Le boulet : Il subit. Je pourrais m'arrêter là mais je vais faire l'effort d'expliciter la chose. Il subit donc. Il subit non pas le jeu (il n'est pas stupide à ce point là, il joue quand même à un jeu qu'il aime) mais il subit les décisions. Il suit la masse, sans se poser de questions, sans émettre de jugement, sans proposer de stratégie à mettre en place, de plan à poser... Et si par miracle lui viendrait une idée et que, plus violent encore, il la révèlerait aux autres, son comportement habituel fera que personne n'en tiendra compte, un vent monumental faisant passer un cyclone pour une bise matinale.
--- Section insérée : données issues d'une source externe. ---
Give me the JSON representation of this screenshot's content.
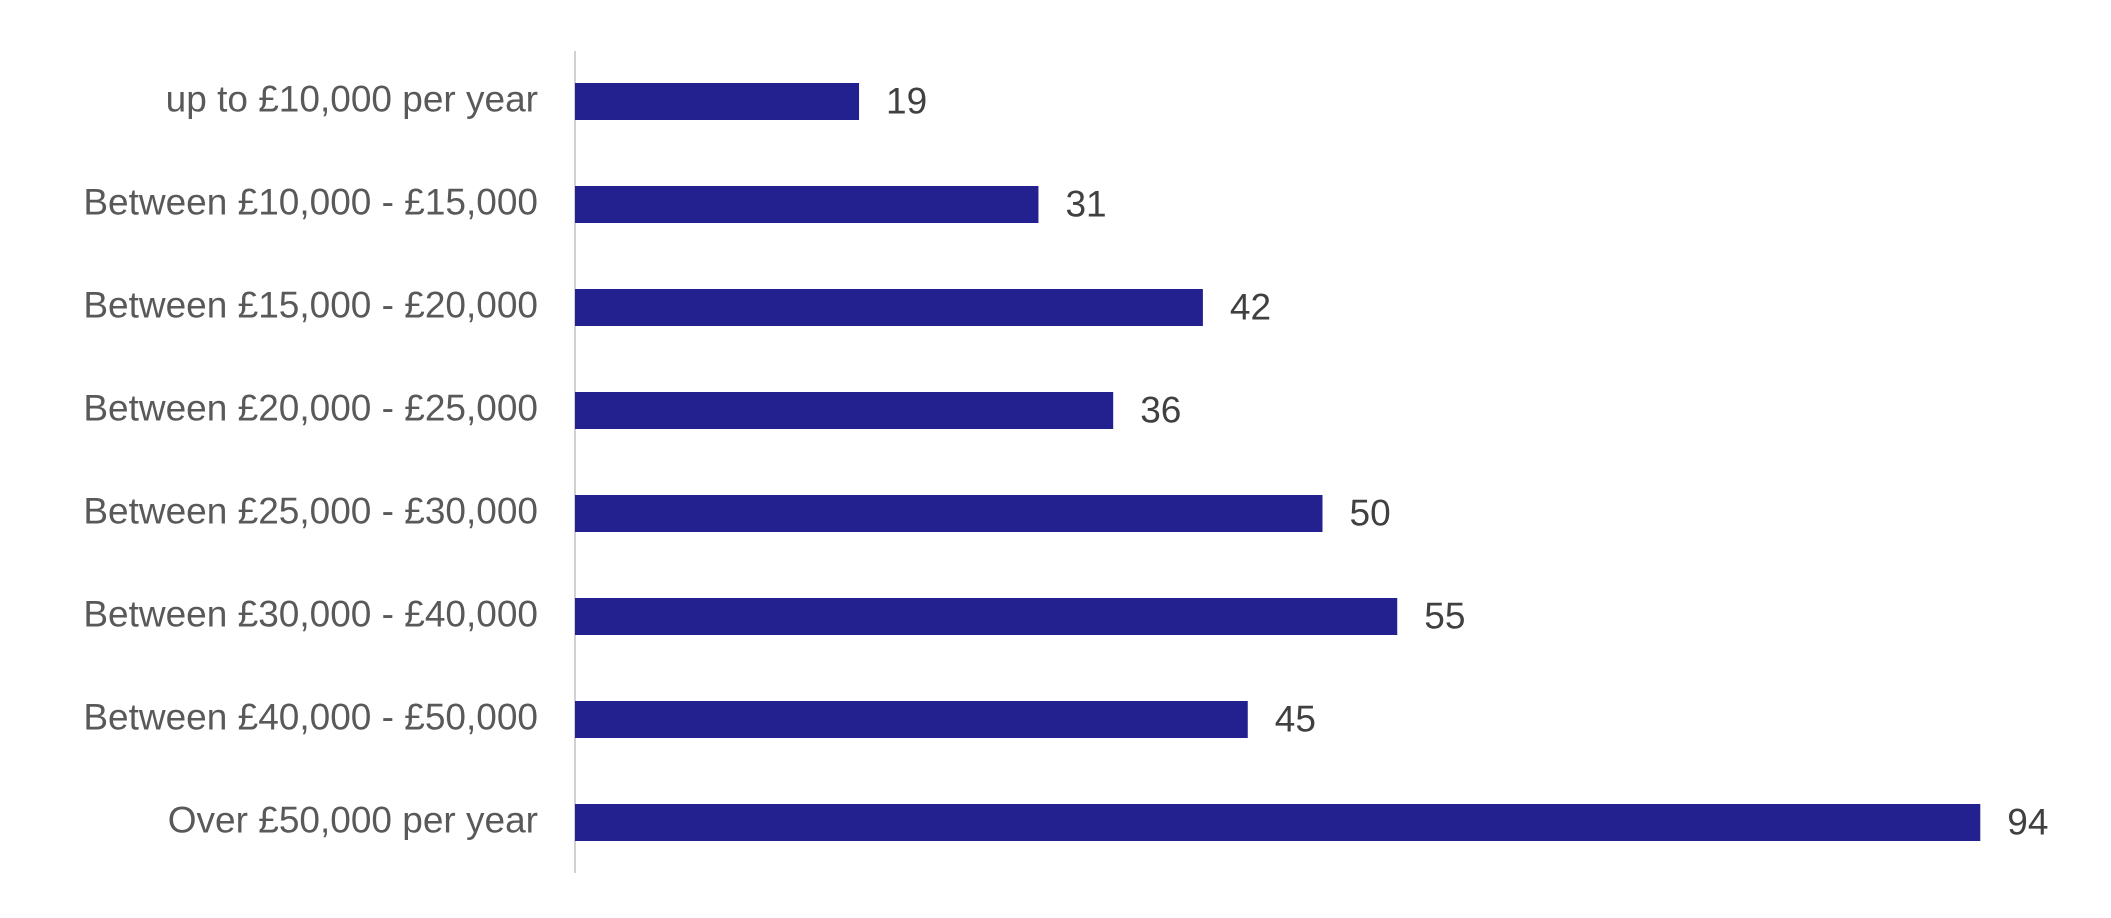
{
  "chart_data": {
    "type": "hbar",
    "categories": [
      "up to £10,000 per year",
      "Between £10,000 - £15,000",
      "Between £15,000 - £20,000",
      "Between £20,000 - £25,000",
      "Between £25,000 - £30,000",
      "Between £30,000 - £40,000",
      "Between £40,000 - £50,000",
      "Over £50,000 per year"
    ],
    "values": [
      19,
      31,
      42,
      36,
      50,
      55,
      45,
      94
    ],
    "color": "#23208f",
    "xlim": [
      0,
      100
    ]
  }
}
Le "maisputainc'estpasmafaute" : Cette espèce se caractérise par une mauvaise foi sans faille. On a beau avoir vu son action moisie, sa décision irréfléchie qui a mené la moitié du groupe à la mort, il ne l'avouera JAMAIS. Plutôt mourir. Encore.

L'ahuri : Alors lui il est dans le jeu mais parfois on peut se demander s'il mate pas un film en même temps. Il passe son temps à proférer son mot préféré alias "désolé". Désolé de pas regarder l'écran, désolé de ne toujours pas comprendre les mécanismes du jeu après 200 heures passées dessus, désolé de ne suivre les décisions qu'une fois sur deux. Ouais désolé pour toi, reconversion dans la broderie incoming.
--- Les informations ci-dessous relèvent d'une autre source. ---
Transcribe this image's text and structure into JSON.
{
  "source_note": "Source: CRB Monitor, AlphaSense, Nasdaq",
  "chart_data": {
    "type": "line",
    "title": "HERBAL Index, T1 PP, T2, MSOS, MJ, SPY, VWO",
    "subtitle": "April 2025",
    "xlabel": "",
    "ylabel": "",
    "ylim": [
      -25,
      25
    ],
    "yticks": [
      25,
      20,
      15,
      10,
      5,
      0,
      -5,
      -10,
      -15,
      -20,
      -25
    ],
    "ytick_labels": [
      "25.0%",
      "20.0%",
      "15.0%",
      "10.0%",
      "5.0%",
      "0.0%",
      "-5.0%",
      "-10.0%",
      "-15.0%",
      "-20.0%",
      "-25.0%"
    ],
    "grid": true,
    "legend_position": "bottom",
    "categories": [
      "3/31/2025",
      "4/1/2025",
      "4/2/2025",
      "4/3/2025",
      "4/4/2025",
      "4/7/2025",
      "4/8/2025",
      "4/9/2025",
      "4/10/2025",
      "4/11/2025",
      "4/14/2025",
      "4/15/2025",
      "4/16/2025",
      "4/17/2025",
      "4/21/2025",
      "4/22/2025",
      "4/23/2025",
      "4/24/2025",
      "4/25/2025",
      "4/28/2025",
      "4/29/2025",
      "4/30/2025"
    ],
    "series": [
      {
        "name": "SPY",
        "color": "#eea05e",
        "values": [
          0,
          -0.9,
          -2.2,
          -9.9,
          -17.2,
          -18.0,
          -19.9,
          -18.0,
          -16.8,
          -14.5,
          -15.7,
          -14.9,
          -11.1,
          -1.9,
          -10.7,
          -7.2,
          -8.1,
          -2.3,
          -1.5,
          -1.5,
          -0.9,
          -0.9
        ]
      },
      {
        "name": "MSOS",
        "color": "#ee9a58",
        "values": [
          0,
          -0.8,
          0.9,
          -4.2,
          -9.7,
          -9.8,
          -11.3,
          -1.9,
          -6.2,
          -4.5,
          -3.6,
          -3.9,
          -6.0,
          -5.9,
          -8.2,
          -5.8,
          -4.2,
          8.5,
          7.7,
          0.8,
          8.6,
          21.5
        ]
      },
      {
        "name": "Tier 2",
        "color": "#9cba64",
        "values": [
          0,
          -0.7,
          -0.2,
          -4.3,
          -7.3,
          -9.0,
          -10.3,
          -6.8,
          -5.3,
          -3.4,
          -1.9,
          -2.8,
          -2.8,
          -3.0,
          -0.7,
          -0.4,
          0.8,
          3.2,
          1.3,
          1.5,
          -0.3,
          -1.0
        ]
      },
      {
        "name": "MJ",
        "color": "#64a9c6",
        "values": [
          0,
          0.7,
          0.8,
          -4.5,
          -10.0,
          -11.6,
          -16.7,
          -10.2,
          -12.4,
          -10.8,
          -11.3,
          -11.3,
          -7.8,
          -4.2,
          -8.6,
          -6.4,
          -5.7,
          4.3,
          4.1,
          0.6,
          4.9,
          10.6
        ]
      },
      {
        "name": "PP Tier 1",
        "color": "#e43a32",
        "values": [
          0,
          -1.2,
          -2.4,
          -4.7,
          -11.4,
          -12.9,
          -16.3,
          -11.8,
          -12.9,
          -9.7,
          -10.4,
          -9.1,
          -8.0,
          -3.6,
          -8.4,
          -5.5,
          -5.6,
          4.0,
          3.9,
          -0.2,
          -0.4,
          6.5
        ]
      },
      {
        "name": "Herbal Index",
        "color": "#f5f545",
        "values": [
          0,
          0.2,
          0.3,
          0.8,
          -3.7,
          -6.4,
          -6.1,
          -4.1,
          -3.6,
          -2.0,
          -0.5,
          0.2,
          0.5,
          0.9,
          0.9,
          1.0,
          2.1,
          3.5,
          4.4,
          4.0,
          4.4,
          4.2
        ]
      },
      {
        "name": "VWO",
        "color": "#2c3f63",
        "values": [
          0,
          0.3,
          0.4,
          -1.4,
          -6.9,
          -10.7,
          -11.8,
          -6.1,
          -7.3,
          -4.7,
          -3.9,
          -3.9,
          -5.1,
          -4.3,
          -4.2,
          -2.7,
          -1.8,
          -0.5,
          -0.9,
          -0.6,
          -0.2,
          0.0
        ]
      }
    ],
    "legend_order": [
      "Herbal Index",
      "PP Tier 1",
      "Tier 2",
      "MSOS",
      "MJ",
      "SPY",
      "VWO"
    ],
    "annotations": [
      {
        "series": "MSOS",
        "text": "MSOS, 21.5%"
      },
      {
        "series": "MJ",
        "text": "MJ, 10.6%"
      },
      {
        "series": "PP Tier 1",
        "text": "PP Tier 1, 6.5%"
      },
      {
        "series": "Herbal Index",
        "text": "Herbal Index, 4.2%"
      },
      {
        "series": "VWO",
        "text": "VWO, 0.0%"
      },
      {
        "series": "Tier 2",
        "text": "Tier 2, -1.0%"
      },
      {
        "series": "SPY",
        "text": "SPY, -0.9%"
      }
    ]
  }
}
Le naïf. Celui pour qui perdre n'a pas d'importance. Enfin qu'il dit. Parce qu'on peut se demander où est le plaisir de jeu quand on perd sans arrêt. Confondre l'implication et la rage de vaincre, tel est son lot. Et ceux des autres de subir son jemenfoutisme.

Et si on s'aimait les uns les autres. Non ? Bon.
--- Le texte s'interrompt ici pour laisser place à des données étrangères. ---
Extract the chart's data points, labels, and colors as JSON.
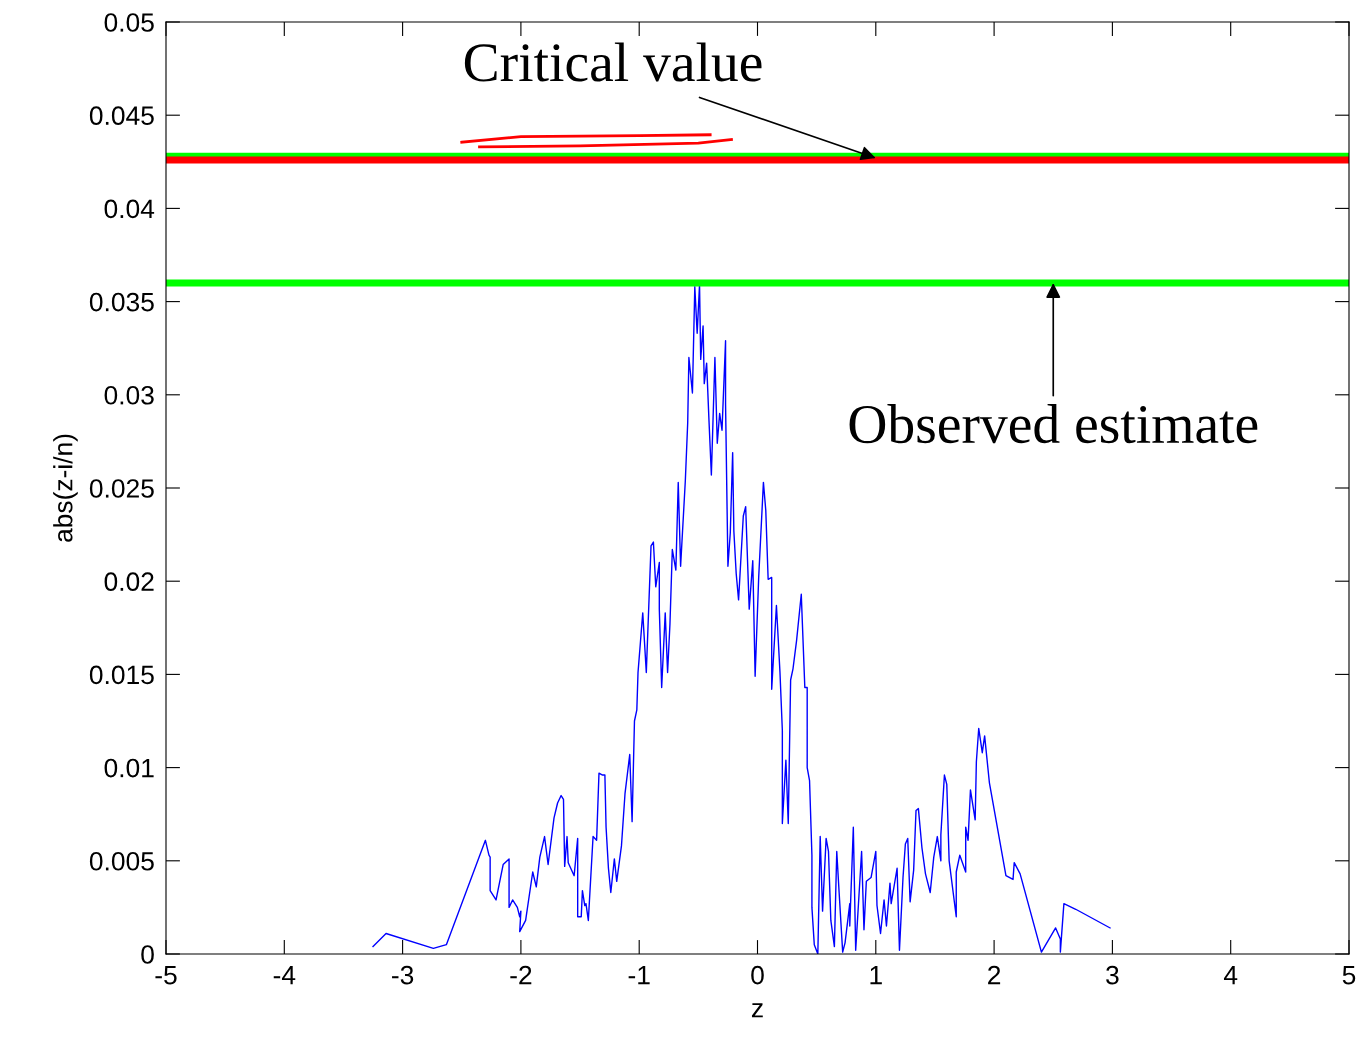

Je pourrais en rajouter un petit paquet de plus mais je pense que vous avez saisi l'idée : le coopératif n’exacerbe pas du tout des comportements de groupe, de camaraderie ou de soutien. Non le coopératif révèle encore plus la nature vile des gens et amène sur le devant de la scène des comportements auto-centrés, égoïstes voire franchement vindicatifs vis à vis de ses partenaires de jeu. Bref au mieux du foutage de gueule, au pire du compétitif ( un comble !). Et à cause de cela, plus ça va et plus j'ai envie de deux choses :

  1. De me faire des jeux où je peux démolir allègrement ces comportements qui m'insupportent sans que ça porte préjudice à personne, voire de jouer solo parce que ça fait du bien pour décompresser.
  2. D'attendre le jeu coopératif qui me fera dire "Putain ça fait du bien de s'en être sorti ensemble". Mais ça, c'est à mon avis du domaine de la fiction.
Voilà je rappelle que c'est basé sur mon expérience, que cet avis d'engage que moi et que ce n'est clairement pas écrit pour être énoncé comme vérité universelle. Par contre ça soulage.